Patria es el relato del dolor, de la barbarie y Bildu es el no relato. Y digo no relato, porque nada puede justificar éticamente el asesinato de un ser humano y menos visto desde el presente. Sin embargo, hay un sustrato en todo este asunto que nos retrotae a los odios antiguos. No éramos demócratas y era normal que la España liberal e ilustrada que encarnó Don Manuel Azaña terminara fracasando. Aunque, en Europa pasó igual, pero aquí el tema se prolongó cuarenta años.
¿Olvidar mejor que
recordar?
Los vascos no deben andar muy contentos de verse retratados en el espejo de los fanatismos, en el papel del malo, por muy verdad que fuera, que lo fue. El caso es que la herida vasca vuelve de nuevo a sacar los demonios de la intolerancia, en una sociedad política donde los egos y las luchas por el poder parecen estar por encima de cualquier espíritu sanador. Remover la memoria de horrores pasados enciende profundas inquinas y a veces lo mejor es olvidar, mejor no reabrir las heridas, escribe el intelectual David Rieff.
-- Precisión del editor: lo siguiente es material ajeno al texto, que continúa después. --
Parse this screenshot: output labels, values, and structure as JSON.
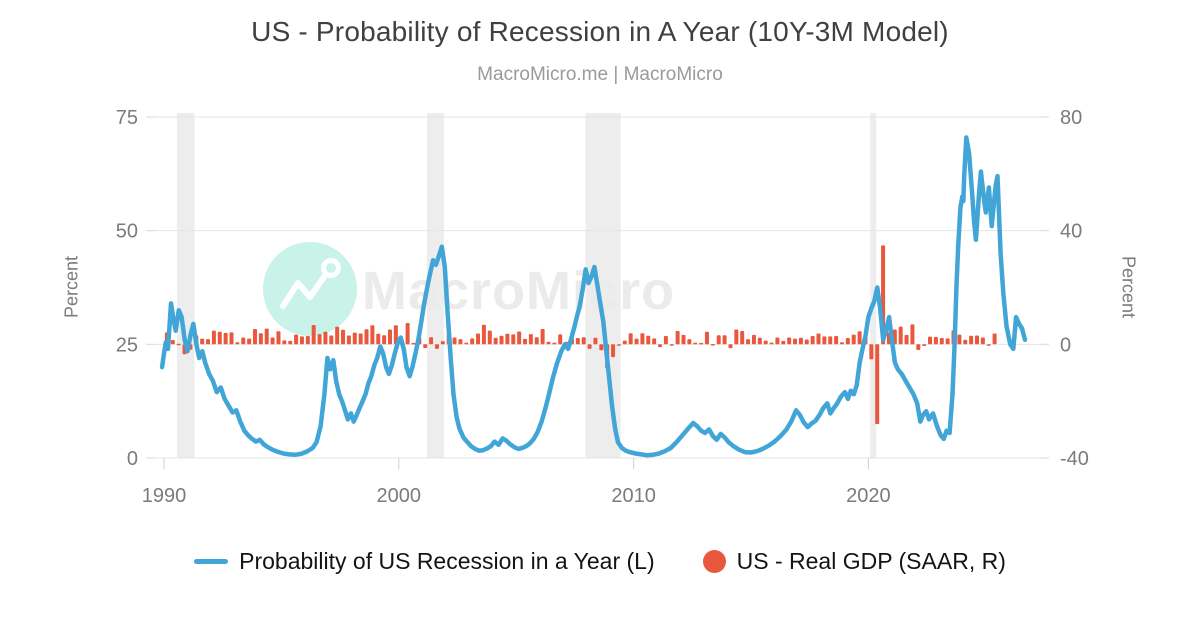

Quizás sea verdad la idea de que lo que garantiza la salud de las sociedades y la de los individuos no es su capacidad de recordar, sino su capacidad para, finalmente, olvidar. Resaltar las ansias justicieras, lo emocional y gestual, cuando las soluciones tienen que ser racionalizadas y serenas no es el mejor camino. La vuelta al pasado, a los agravios, tan frecuente en algunos discursos ha conducido con demasiada facilidad más al rencor que a la reconciliación, más a la venganza que al perdón.
La autocrítica
necesaria
El fervor político, entre mesiánico y vehemente, que se ha vivido en el País Vasco desde la Transición no tiene parangón en la Europa democrática. La historia de odios atávicos y de violencia física y moral que se ha producido es para hacernos reflexionar a todos. Euskadi estaba invadida, colonizada, humillada, asimilada, decían unos. Otros piensan todo lo contrario. Ni Euskadi estaba invadida, ni humillada, ni asimilada. Mientras toda la oposición política abrazaba la reconciliación y miraba adelante, este conglomerado de radicales y visionarios se echó al monte y pusieron patas arriba a Euskadi.
El nacionalismo vasco, por tanto, debe ser interpelado, y con razón, por haber sido el hacedor del relato épico-narrativo que ha servido de alimento a la dialéctica de las bombas. Irresponsabilizar a Eta y a su entorno sobre los daños causados, podría significar una espada de Damocles sobre la democracia. En palabras del filósofo Reyes Mate “solo cabe la re-humanización del verdugo, si es capaz de ver en el otro la inocencia, es decir, de que tiene que responder de una muerte inocente. Sin ello no puede haber perdón”.
Civilizar el futuro
El País Vasco de hoy poco o nada tiene que ver con aquella sociedad del siglo pasado, ni en lo político ni en lo social. Esta es ahora una sociedad preparada, moderna, plural, donde las fronteras ideológicas y físicas se diluyen. En el nuevo escenario en el que se busca cerrar las heridas pendientes, los discursos frentistas del pasado ya no tienen sentido. De ahí, la necesidad de asumir el compromiso democrático con la pluralidad política, lingüística, cultural e identitaria en la Euskadi de hoy. Y puestos a hablar de identidades, recordar a Don Julio Caro Baroja: “La identidad como amor al país, a sus gentes, a sus vecinos, a los que no piensan como yo, a sus lenguas y culturas, a todas, sin exclusivismos, sin coacciones y sin violencia”.
Para terminar, quiero soñar con que los vínculos históricos, humanos y afectivos que han existido entre el Pais vasco y el resto de España sigan presentes, como lo siguen la huella de innumerables vascos que forman parte de nuestra cultura compartida, desde los Baroja, Unamuno, Celaya, Blas de Otero, Zubiri, Savater, Zuloaga, Artola, Chillida, Luis de Pablo y tantos y tantos otros.